Hackers exploiting fully updated SonicWall VPNs to install covert entry point and system root
In a recent cybersecurity incident, the UNC6148 threat actor group has been discovered targeting SonicWall Secure Mobile Access (SMA) appliances, specifically those that are fully patched but no longer supported. The group is deploying a previously unknown backdoor and rootkit named OVERSTEP, which is believed to be used for data theft, extortion, and potentially ransomware activities.
The exploitation process typically involves the following steps:
1. **Gaining Initial Access:** UNC6148 likely compromises admin credentials or exploits an as-yet-unknown, zero-day remote code execution (RCE) vulnerability in the SMA devices to gain initial access. The exact method for establishing a reverse shell remains unclear, but it is theorized that an unpatched or unknown vulnerability is involved.

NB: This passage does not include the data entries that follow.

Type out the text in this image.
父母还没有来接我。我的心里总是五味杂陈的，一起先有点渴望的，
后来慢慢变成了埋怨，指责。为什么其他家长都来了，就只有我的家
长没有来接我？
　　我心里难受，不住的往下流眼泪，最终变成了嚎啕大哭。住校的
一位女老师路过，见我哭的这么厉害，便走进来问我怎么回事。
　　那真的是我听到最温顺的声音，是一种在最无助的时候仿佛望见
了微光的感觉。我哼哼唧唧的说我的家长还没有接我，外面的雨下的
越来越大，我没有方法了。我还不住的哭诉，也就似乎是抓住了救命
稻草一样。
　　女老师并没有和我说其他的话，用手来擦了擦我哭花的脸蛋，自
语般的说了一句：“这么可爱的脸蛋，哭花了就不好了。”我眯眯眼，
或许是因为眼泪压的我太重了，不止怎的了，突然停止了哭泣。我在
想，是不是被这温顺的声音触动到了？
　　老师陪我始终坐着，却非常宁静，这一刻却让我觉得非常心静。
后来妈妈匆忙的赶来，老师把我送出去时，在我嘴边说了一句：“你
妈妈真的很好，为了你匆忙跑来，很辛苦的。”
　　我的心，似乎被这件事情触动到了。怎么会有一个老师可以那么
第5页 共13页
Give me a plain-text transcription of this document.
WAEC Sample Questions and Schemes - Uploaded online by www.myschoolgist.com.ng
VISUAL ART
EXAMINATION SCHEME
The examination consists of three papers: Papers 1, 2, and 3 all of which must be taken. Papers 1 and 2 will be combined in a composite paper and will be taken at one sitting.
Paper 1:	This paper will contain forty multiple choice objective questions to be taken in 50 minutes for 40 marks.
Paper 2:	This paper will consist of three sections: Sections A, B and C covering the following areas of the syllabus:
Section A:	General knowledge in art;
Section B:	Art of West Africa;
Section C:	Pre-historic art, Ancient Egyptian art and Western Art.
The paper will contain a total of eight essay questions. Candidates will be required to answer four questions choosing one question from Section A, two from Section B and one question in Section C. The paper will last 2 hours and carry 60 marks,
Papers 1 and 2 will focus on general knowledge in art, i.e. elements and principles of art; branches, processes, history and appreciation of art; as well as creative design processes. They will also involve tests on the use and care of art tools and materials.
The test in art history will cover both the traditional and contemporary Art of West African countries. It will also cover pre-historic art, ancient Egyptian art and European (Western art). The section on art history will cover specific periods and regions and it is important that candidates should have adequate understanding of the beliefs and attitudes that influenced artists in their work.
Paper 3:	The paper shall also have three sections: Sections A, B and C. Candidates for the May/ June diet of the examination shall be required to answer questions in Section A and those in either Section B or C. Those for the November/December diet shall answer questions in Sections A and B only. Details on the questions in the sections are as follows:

2. **Reconnaissance and Persistence:** Once inside, UNC6148 conducts reconnaissance, sets new network access control policy rules to permit their own IP addresses, and installs the OVERSTEP malware. To ensure persistence, they modify a legitimate run command file so that OVERSTEP is loaded each time the device reboots, maintaining persistent admin-level access.
3. **Credential Theft and Log Manipulation:** OVERSTEP is a user-mode rootkit capable of stealing passwords, security certificates, one-time password (OTP) seeds, and session tokens. The malware selectively deletes log entries (e.g., from `httpd.log`, `http_request.log`, and `inotify.log`) to conceal its activities and the attacker’s presence, making forensic detection difficult.
4. **Data Exfiltration and Ransomware Ties:** After exfiltrating data, UNC6148 has been observed leaking victim information on the World Leaks (formerly Hunters International) data extortion site, suggesting possible involvement in ransomware or extortion schemes. Some similarities have been noted with previous campaigns distributing Abyss ransomware, though direct monetization evidence remains limited.
The attacks hinge on two primary vectors: compromised admin credentials and an unknown zero-day RCE vulnerability. SonicWall has responded by accelerating the end-of-life date for SMA 100 devices and urging customers to migrate to supported platforms as soon as possible. Organizations still running these devices are advised to monitor for indicators of compromise, assume credential compromise, review logs for anomalies, and transition to supported hardware and software.
Google's technical analysis provides specific indicators of compromise and artifacts to help identify and remove OVERSTEP. As the UNC6148 campaign demonstrates advanced, targeted exploitation of VPN appliances, it underscores the risks of running end-of-life network infrastructure, even when fully patched.
- In light of the advanced cybersecurity incident targeting SonicWall Secure Mobile Access (SMA) appliances, it is crucial for organizations to implement cloud-based cybersecurity solutions that offer real-time threat detection and response capabilities to mitigate such risks.
- To prevent potential data theft and ransomware activities associated with the OVERSTEP malware, it is imperative for mobile users to enable two-factor authentication and regularly update their device's mobile operating system and security patches.
- The UNC6148 threat actor group's use of a previously unknown backdoor and rootkit highlights the need for vigilant security measures within the technology landscape, emphasizing the importance of continuous monitoring, timely patch management, and robust mobile device security practices.